Both Menachem Begin and Shimon Peres claimed victory in yesterday’s Knesset elections, addressing their enthusiastic election workers in the early hours of the morning. Although the final outcome may not be known for several days, the elections were the closest in Israel’s history.

Three hours after the announcement of the statistical projection showing Labor with a narrow lead, Peres said it appeared clear he would be called on by the President to form the next coalition.

An hour or so later with the vote tied, Begin mocked Peres’ claim, saying it was obvious that Likud would again form a coalition with the religious parties, and this could be done within a day or so.

But even before Peres spoke, amateur statisticians glued to their television screens all over the country, decided that Labor, with 49 Knesset seats — based on about 40 percent of the vote counted — would not be able to attract the religious parties to form a coalition.

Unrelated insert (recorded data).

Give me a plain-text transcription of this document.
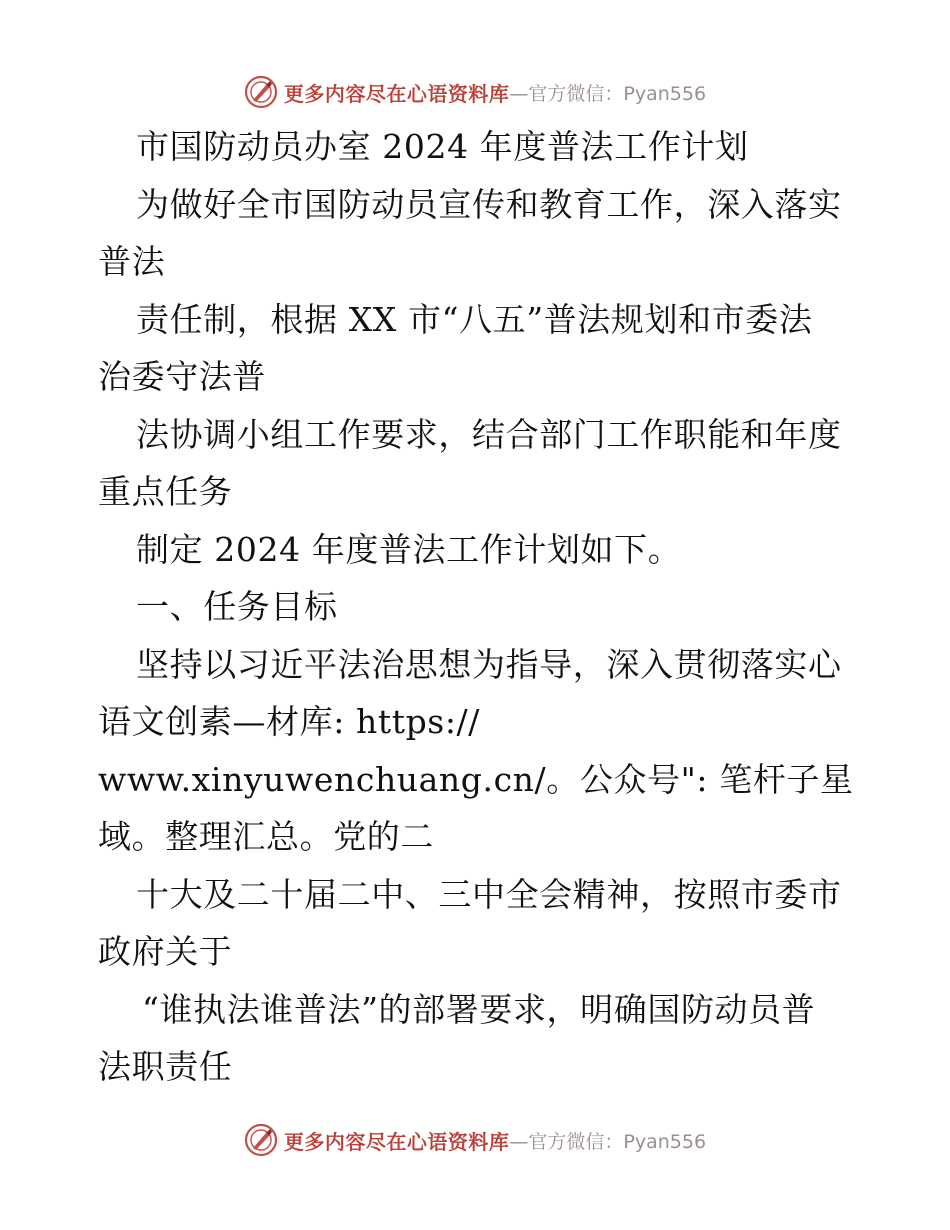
更多内容尽在心语资料库 —官方微信：Pyan556
市国防动员办室 2024 年度普法工作计划
为做好全市国防动员宣传和教育工作，深入落实
普法
责任制，根据 XX 市“八五”普法规划和市委法
治委守法普
法协调小组工作要求，结合部门工作职能和年度
重点任务
制定 2024 年度普法工作计划如下。
一、任务目标
坚持以习近平法治思想为指导，深入贯彻落实心
语文创素—材库: https://
www.xinyuwenchuang.cn/。公众号": 笔杆子星
域。整理汇总。党的二
十大及二十届二中、三中全会精神，按照市委市
政府关于
“谁执法谁普法”的部署要求，明确国防动员普
法职责任
更多内容尽在心语资料库 —官方微信：Pyan556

At the same time, they felt that Begin too might not be able to form a stable, workable government.

LIKUD CONFIDENT

Likud appeared confident they would be able to attract the support not only of the six National Religious Party seats and the five of the Aguda Israel but also the two or three seats won by Ahar on Abu Hatzeira’s new Tami party, which has indicated readiness to go with Begin.

Their enthusiasm diminished after reports that the NRP would refuse to serve in a coalition with Abu Hatzeira because of his defection from their ranks and the establishment of his new party which had made serious inroads among NRP supporters, cutting its Knesset representation by half.

NRP leader Yosef Burg did not slam the door on joining a Labor-led coalition but indicated that the party would prefer to go with Begin. Observers said much depended on the price that Begin or Peres would be prepared to pay for NRP and Agudat Israel support.

SMALL PARTIES BITTER

Yesterday’s election virtually wiped out a number of small parties, and their representatives spoke bitterly of “treachery” by the Labor Alignment. Sheli’s Meir Payil said Labor’s insistence on the need for a large majority to oust Begin had attracted many voters who did not realize how essential it was to have smaller parties in the Knesset to act as a brake on the monolithic parties.

Shulamit Aloni, reduced to one-woman representation, appeared shocked at the dashing of her hopes to lead a sizeable party whose voice would be heard on social affairs.

Shmuel Flatto-Sharon, whose ouster from the Knesset may mean he is open to extradition to France on embezzlement charges as well as liable to a prison sentence and fines in Israel, walked out of a television panel show of “small parties” when the projected results were announced.

Agudat Israel representatives said they would have to consult their Council of Sages — the panel of rabbis which runs all Aguda affairs, religious and political — before deciding on their next political move.